If you have type 2 diabetes, regular exercise can help you manage your blood sugar levels and weight. It can also help you reduce your risk of heart attack and stroke, reduce cardiovascular risk factors, and promote overall health and well-being.
Exercise can also help prevent diabetes in people with prediabetes. The benefits of exercise don’t always have to do with weight loss. However, the exercise program must be followed consistently to see lasting results.
If you're sedentary and considering starting an exercise program, it's best to check with your doctor first to make sure there aren't any restrictions or special precautions.
It's always a good idea to start gradually and work your way toward your personal goals. Don't know where to start? Here are 5 exercises to help you reach your fitness goals.
1. Walking
You don't need a gym membership or expensive exercise equipment to start exercising. You can begin walking today if you have a supportive pair of shoes and a safe place to walk.
You can reach your recommended minimum goal of aerobic fitness by walking briskly for 30 minutes 5 days a week. Walking helps people with type 2 diabetes lower blood pressure, HbA1c levels, and body mass index.
2. Cycling
Nearly half of the people with type 2 diabetes have arthritis. The 2 conditions share several risk factors, including obesity. Diabetic neuropathy, which occurs when nerves are damaged, can cause joint pain in people with type 2 diabetes, too.
If you have low-level joint pain, consider opting for low-impact exercise. For example, cycling can help you achieve your fitness goals while minimizing common stress.
3. Swimming
Watersports offer another joint-friendly exercise option.

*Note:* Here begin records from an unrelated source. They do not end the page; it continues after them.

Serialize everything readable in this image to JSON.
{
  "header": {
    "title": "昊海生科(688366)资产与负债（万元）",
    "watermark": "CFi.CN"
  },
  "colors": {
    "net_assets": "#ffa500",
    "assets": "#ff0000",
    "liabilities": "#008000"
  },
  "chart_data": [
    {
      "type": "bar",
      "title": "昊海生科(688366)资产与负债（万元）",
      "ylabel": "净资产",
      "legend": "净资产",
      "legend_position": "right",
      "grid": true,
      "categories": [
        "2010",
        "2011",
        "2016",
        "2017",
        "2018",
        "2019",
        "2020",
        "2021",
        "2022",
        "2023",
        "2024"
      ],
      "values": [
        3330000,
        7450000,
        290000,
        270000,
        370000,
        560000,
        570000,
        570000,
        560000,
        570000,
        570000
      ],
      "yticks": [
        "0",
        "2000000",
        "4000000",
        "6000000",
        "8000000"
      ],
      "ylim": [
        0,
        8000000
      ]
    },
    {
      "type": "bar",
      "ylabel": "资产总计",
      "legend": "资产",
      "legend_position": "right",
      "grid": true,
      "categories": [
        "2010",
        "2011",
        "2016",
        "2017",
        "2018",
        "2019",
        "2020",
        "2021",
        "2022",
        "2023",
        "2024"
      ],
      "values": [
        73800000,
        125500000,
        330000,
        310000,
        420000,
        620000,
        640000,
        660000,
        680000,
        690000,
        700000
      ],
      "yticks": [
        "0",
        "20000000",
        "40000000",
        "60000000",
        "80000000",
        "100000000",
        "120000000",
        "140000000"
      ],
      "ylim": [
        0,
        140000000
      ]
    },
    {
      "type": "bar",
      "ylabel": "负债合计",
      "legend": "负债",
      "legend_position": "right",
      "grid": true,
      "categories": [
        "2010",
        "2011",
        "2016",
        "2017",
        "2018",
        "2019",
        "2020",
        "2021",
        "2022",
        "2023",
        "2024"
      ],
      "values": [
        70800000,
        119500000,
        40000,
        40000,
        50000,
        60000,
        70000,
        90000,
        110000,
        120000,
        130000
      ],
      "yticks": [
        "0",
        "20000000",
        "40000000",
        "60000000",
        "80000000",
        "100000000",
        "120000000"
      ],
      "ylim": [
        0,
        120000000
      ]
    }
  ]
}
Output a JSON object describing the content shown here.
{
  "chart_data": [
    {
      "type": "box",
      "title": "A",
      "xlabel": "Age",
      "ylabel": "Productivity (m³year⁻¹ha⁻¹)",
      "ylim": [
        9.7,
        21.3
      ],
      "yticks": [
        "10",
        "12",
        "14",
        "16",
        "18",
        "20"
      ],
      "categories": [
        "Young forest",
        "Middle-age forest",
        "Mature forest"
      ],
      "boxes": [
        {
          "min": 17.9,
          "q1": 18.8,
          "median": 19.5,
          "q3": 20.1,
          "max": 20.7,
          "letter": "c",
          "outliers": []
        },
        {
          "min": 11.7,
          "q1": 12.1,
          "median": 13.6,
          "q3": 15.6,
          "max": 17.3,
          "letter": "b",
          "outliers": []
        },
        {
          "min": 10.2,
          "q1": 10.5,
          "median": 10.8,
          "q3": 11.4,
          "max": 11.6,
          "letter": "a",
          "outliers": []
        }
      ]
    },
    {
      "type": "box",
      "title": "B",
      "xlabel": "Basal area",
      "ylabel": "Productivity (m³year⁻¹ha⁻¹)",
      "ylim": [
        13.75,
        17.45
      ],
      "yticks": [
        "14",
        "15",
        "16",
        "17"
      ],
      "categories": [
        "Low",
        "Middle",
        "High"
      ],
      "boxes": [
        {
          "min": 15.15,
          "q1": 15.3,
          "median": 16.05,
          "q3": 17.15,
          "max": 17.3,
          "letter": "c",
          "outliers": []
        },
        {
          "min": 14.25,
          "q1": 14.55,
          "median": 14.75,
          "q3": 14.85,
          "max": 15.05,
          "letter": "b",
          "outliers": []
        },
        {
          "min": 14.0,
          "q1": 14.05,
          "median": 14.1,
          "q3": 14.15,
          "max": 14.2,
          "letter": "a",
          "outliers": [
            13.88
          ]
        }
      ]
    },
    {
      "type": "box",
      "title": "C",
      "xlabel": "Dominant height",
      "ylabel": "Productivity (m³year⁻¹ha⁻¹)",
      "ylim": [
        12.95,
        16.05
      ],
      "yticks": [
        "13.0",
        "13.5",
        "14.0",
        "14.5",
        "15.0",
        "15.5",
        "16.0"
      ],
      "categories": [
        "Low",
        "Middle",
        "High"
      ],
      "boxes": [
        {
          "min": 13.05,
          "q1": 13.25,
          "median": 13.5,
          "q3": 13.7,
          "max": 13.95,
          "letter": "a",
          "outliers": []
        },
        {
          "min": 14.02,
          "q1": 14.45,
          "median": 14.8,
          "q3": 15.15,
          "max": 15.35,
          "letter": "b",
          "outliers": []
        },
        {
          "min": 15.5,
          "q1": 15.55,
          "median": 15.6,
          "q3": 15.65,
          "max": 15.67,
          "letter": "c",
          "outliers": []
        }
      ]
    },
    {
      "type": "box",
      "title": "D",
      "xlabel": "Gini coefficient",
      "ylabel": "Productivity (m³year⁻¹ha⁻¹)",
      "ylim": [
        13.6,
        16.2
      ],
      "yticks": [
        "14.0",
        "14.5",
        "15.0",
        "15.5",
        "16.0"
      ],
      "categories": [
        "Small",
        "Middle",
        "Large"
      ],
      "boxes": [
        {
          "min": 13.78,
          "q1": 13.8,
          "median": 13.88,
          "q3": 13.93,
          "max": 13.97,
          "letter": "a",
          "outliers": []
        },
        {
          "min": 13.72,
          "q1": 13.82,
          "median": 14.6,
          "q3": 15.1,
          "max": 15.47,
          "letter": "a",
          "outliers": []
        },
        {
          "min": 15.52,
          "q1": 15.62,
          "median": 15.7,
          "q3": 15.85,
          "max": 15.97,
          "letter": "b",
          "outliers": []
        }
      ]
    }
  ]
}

For example, swimming, water aerobics, water jogging, and other water-based activities work your heart, lungs, and muscles while putting little stress on your joints. Water exercise can help lower blood sugar levels, just like land-based exercise.
4. Team sports
If you find it difficult to motivate yourself to exercise, joining a recreational sports team might be able to help. The chance to mingle with teammates and your commitment to them may help you find the motivation you need to show up each week.
Many recreational sports provide a good aerobic workout. You can consider trying basketball, soccer, softball, doubles tennis, or ultimate Frisbee.
5. Weightlifting
Lifting weights and other strengthening activities help build muscle mass, which increases the number of calories you burn each day. Strength training may also help improve your blood sugar control.
If you want to incorporate weightlifting into your weekly exercise plan, you can use free weights, free weights, or even heavy household items like canned food or water bottles.
In general, regular exercise can lower blood sugar over time. Activities, such as light walking, cycling, and other low-impact exercises, may help. A combination of diet and exercise can reverse diabetes in some people.
Individuals with early diabetes who had followed a highly regulated 1-year intensive lifestyle, including a low-calorie diet and regular exercise, no longer met the criteria for diabetes.